Poldo odiaba esa pregunta, nunca sabía que responder, porque si optaba por una respuesta sincera el cliente podía afligirse y marcharse dando una excusa sonsa pero eficiente e ir a otra peluquería donde no terminen perturbados. Lo único que respondía era que estaba bien, como cada mañana, y que los mates amargos en la madrugaba le alegran el día, agregando, además, que su esposa se encontraba bien. La respuesta sincera se la daba a sí mismo y en su mente. «Hola, estoy fatal. Mis ingresos están debajo del sueldo mínimo establecido, mi esposa está muriendo poco a poco y no hay nada que yo pueda hacer, más que ver como se desintegra en mi cama, en nuestra cama y tengo en un cuarto a más una mujer pelirroja muerta». Decir que violo a una mujer muerta no se lo decía ni a sí mismo, aun creía que podía seguir siendo una persona civilizada, al menos bajo la luz del sol.

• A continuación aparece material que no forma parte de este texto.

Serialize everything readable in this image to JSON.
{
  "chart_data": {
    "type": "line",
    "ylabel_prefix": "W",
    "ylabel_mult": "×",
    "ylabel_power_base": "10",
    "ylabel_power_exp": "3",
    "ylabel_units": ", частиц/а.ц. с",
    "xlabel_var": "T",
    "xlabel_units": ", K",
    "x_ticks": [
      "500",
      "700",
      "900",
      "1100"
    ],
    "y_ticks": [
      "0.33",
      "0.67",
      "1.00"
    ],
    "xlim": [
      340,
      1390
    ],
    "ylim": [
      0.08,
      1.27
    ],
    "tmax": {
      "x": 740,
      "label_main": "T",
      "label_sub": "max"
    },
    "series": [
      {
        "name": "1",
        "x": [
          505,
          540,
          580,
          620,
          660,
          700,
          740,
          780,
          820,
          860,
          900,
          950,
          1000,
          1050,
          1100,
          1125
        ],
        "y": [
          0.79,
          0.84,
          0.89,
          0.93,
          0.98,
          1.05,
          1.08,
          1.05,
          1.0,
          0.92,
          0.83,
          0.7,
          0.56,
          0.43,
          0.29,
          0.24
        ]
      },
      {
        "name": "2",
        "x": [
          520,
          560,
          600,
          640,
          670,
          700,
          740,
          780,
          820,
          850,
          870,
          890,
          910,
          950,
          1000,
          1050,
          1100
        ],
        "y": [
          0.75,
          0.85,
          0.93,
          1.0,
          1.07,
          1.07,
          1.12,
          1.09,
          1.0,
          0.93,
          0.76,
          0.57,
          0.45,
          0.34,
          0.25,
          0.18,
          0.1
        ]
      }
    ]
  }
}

El cliente pidió el mismo corte de siempre. Solo recortes de mechones largos que rompen la simetría del peinado con la cabeza. No hablaron mucho, solo hicieron comentarios sobre la liga de futbol nacional, hablaron de lo bien que juega el River Plate de Gallardo y lo mal que juega su eterno rival. Luego, como cada ciudadano promedio, y casi como ritual, criticaron al gobierno regente, a sus malas políticas y como la Argentina iba de mal en peor. Era la primera hora del día y los temas de conversación terminaban rápido, no obstante, ambos necesitaban hablar con alguien desde temprano para no sentir la soledad en lo que resta del día. Poldo se preguntaba si ese miedo a la soledad era normal en los ancianos o solo le ocurría a él, como si fuese una especie de maldición, maldita maldición. Una vez que termino de mejorar el peinado al cliente, este se miró en el espejo con detenimiento, buscando algún mechón suelto que el peluquero no haya visto, pero como vio todo en orden se puso de pie, le dio la mano y las gracias a Poldo, quien respondió con el mismo respeto, y luego pagó la cuenta. Poldo agarro el billete y lo metió en su bolsillo sin siquiera mirarlo. Pudo ser falso o de otra valoración y nunca se darse cuenta, pero la confianza en el cliente debe ser inquebrantable o estos no volverían a cruzar la puerta de su peluquería.
Poldo volvió a sentarse en el mismo lugar de siempre y siguió tomando mates, esta vez con el agua tibia. Tomar mates con agua tibia es un pecado cultural, pero a veces solo hay que hacerse los desentendidos. «Agua tibia o agua que no quema la lengua». Estuvo tentado por el capricho de una cerveza e ir a comprar una con el dinero recién ganado, pero solo un loco o un desesperado toma en la madrugada. Los que van en contramano hacia la muerte. Esperar, había que esperar a otro posible cliente. Un cliente por hora, dos por hora, cinco por hora o uno en toda la mañana… son las complicaciones de llevar un negocio propio. Ya estaba acostumbrado a la conversación de cerrar el negocio e intentar con otra cosa, pero era lo único que sabía hacer, según él, y también lo único que quería hacer. Veía muy lejos su jubilación, y si pensaba en ello daba por hecho que iba a seguir trabajando como siempre para poder pagar las cuentan y vivir al menos un poco cerca de la dignidad. Al estado le importan poco los ancianos, no les importa si tienen para los medicamentos o para comer. En fin, desde siempre supo que nunca podía depender del estado ya que solo le esperaba una gran miseria. Debía valerse por sí mismo, y a eso se dedicó desde que cumplió la mayoría de edad.